Les rapports avec les travailleurs sociaux de l'ASE sont teintés d'une grande méfiance et défiance de leur part, notamment en raison de la méconnaissance de la fonction d'avocat d'enfants. L'avocat est perçu comme un professionnel susceptible d'entretenir un conflit. Or telle n'est pas du tout la vocation de l'avocat d'enfants. Il faut essayer d'établir des passerelles, par exemple, en organisant des formations communes. C'est ce que nous tentons de faire, à notre niveau, au barreau de Lille comme dans d'autres. C'est essayer aussi d'établir des conventions avec l'aide sociale à l'enfance sur le fonctionnement de permanences pour rencontrer plus facilement les enfants et avoir accès aux enfants. Lorsqu'une famille est convoquée en audience d'assistance éducative devant le juge des enfants, la lettre est envoyée par le greffe lillois qui informe les parents de leur droit à être assistés par un avocat et de la possibilité qui leur est offerte de s'adresser à l'Ordre des avocats. L'enfant ne la lira pas. Les parents ne la remettront pas à l'enfant. Comment l'enfant saura-t-il qu'il a le droit à un avocat, comment saura-t-il à qui s'adresser s'il ne souhaite pas parler à son parent ou à un travailleur social ? Telle est notre difficulté. Pour l'heure, nous sommes liés par le texte qui indique : « Le droit d'être assisté d'un avocat en assistance éducative est rappelé aux intéressés dès leur première audition. » Ce n'est pas le cas actuellement.

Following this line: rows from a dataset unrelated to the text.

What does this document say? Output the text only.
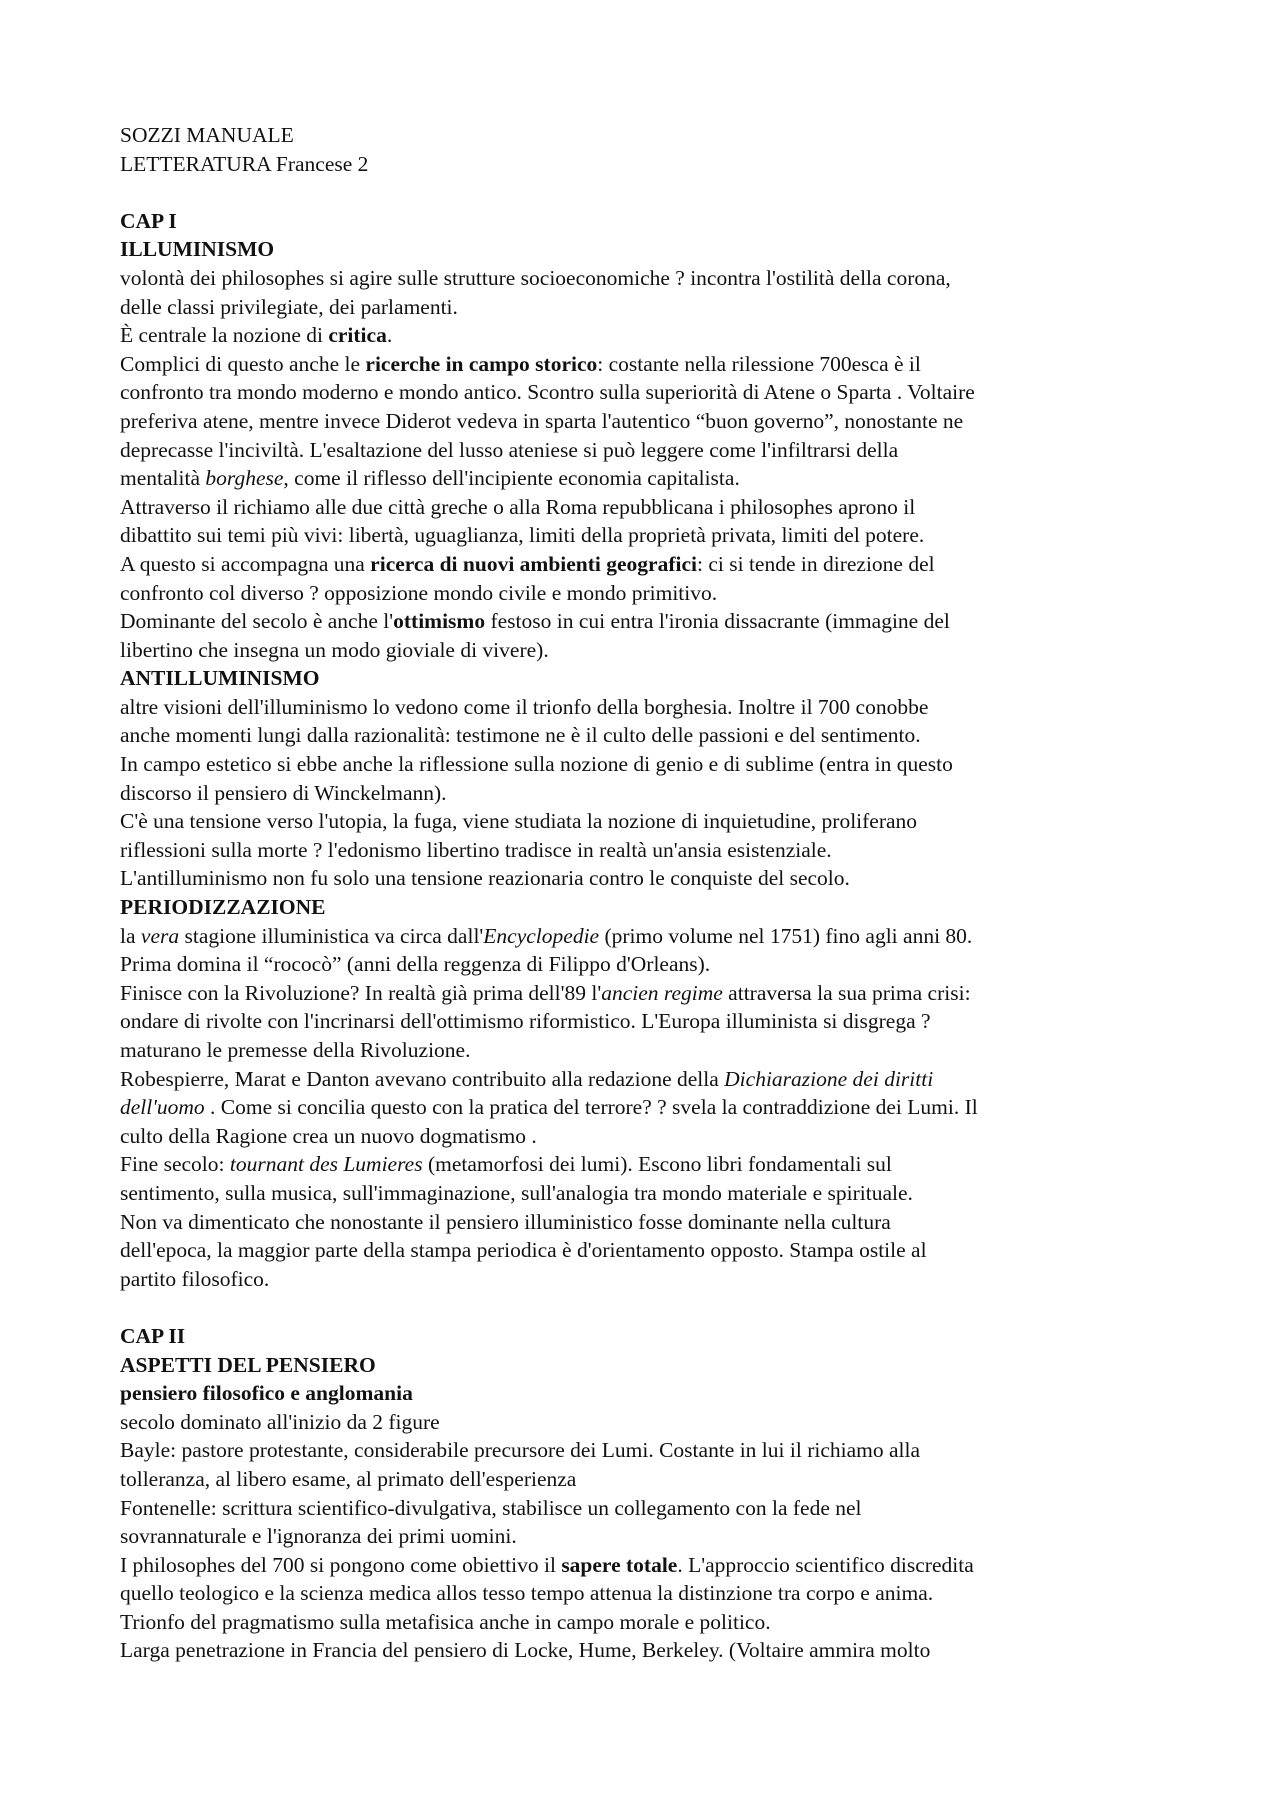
SOZZI MANUALE
LETTERATURA Francese 2
CAP I
ILLUMINISMO
volontà dei philosophes si agire sulle strutture socioeconomiche ? incontra l'ostilità della corona,
delle classi privilegiate, dei parlamenti.
È centrale la nozione di critica.
Complici di questo anche le ricerche in campo storico: costante nella rilessione 700esca è il
confronto tra mondo moderno e mondo antico. Scontro sulla superiorità di Atene o Sparta . Voltaire
preferiva atene, mentre invece Diderot vedeva in sparta l'autentico “buon governo”, nonostante ne
deprecasse l'inciviltà. L'esaltazione del lusso ateniese si può leggere come l'infiltrarsi della
mentalità borghese, come il riflesso dell'incipiente economia capitalista.
Attraverso il richiamo alle due città greche o alla Roma repubblicana i philosophes aprono il
dibattito sui temi più vivi: libertà, uguaglianza, limiti della proprietà privata, limiti del potere.
A questo si accompagna una ricerca di nuovi ambienti geografici: ci si tende in direzione del
confronto col diverso ? opposizione mondo civile e mondo primitivo.
Dominante del secolo è anche l'ottimismo festoso in cui entra l'ironia dissacrante (immagine del
libertino che insegna un modo gioviale di vivere).
ANTILLUMINISMO
altre visioni dell'illuminismo lo vedono come il trionfo della borghesia. Inoltre il 700 conobbe
anche momenti lungi dalla razionalità: testimone ne è il culto delle passioni e del sentimento.
In campo estetico si ebbe anche la riflessione sulla nozione di genio e di sublime (entra in questo
discorso il pensiero di Winckelmann).
C'è una tensione verso l'utopia, la fuga, viene studiata la nozione di inquietudine, proliferano
riflessioni sulla morte ? l'edonismo libertino tradisce in realtà un'ansia esistenziale.
L'antilluminismo non fu solo una tensione reazionaria contro le conquiste del secolo.
PERIODIZZAZIONE
la vera stagione illuministica va circa dall'Encyclopedie (primo volume nel 1751) fino agli anni 80.
Prima domina il “rococò” (anni della reggenza di Filippo d'Orleans).
Finisce con la Rivoluzione? In realtà già prima dell'89 l'ancien regime attraversa la sua prima crisi:
ondare di rivolte con l'incrinarsi dell'ottimismo riformistico. L'Europa illuminista si disgrega ?
maturano le premesse della Rivoluzione.
Robespierre, Marat e Danton avevano contribuito alla redazione della Dichiarazione dei diritti
dell'uomo . Come si concilia questo con la pratica del terrore? ? svela la contraddizione dei Lumi. Il
culto della Ragione crea un nuovo dogmatismo .
Fine secolo: tournant des Lumieres (metamorfosi dei lumi). Escono libri fondamentali sul
sentimento, sulla musica, sull'immaginazione, sull'analogia tra mondo materiale e spirituale.
Non va dimenticato che nonostante il pensiero illuministico fosse dominante nella cultura
dell'epoca, la maggior parte della stampa periodica è d'orientamento opposto. Stampa ostile al
partito filosofico.
CAP II
ASPETTI DEL PENSIERO
pensiero filosofico e anglomania
secolo dominato all'inizio da 2 figure
Bayle: pastore protestante, considerabile precursore dei Lumi. Costante in lui il richiamo alla
tolleranza, al libero esame, al primato dell'esperienza
Fontenelle: scrittura scientifico-divulgativa, stabilisce un collegamento con la fede nel
sovrannaturale e l'ignoranza dei primi uomini.
I philosophes del 700 si pongono come obiettivo il sapere totale. L'approccio scientifico discredita
quello teologico e la scienza medica allos tesso tempo attenua la distinzione tra corpo e anima.
Trionfo del pragmatismo sulla metafisica anche in campo morale e politico.
Larga penetrazione in Francia del pensiero di Locke, Hume, Berkeley. (Voltaire ammira molto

J'en parle parce que je pense que les travailleurs sociaux qui sont en contact avec les familles lors de la phase d'évaluation, avant même un signalement, pourraient être l'un des premiers relais ; nous pourrions également intervenir à ce stade, notamment à travers les conférences familiales ou d'autres types d'interventions. C'est pourquoi ce travail en lien avec les travailleurs sociaux de l'aide sociale à l'enfance est essentiel, mais la culture judiciaire et la culture du travail social sont deux cultures totalement différentes. Beaucoup de choses sont à mettre en place.
Des avocats d'enfants quasi spécialisés ou en tout cas formés spécifiquement et organisés sont un outil intéressant parce que, à travers nos commissions, nous tentons d'établir des passerelles, des partenariats et de nous ouvrir à l'extérieur. Il s'agit d'une piste intéressante, à laquelle nous travaillons, mais qui n'est pas menée de façon égalitaire sur tous les territoires. Chaque ordre d'avocats n'a pas constitué de commissions ou de groupes de défense « Mineurs ». C'est ce à quoi travaille le groupe de travail « Mineurs » du Conseil national des barreaux (CNB).
Chaque tribunal pour enfants et chaque TGI avec un barreau organisé peut mettre en place de telles commissions et mener ce travail de partenariat ; cela pourra effectivement aider à établir des passerelles et nous permettre d'intervenir au plus tôt. En phase administrative, il peut s'agir d'actions collectives d'information sur le rôle de l'avocat et la façon d'y accéder. Le besoin fondamental d'un enfant et d'une famille, c'est aussi l'accès au droit et le respect du droit. Délivrer l'information est primordial. Elle peut être mise en place au niveau scolaire, par des actions spécifiques, des commissions, mais également par les centres sociaux, des lieux où se rendent les familles, par les PMI.
S'agissant de l'ordonnance de 1945, il faut savoir que le groupe de travail « Mineurs » du CNB travaille sur la question. Les états généraux des professionnels de la justice se sont tenus le 16 avril dernier au CNB. Un rapport est en cours d'écriture qui sera transmis à la chancellerie, mais nous travaillons bien évidemment à la question.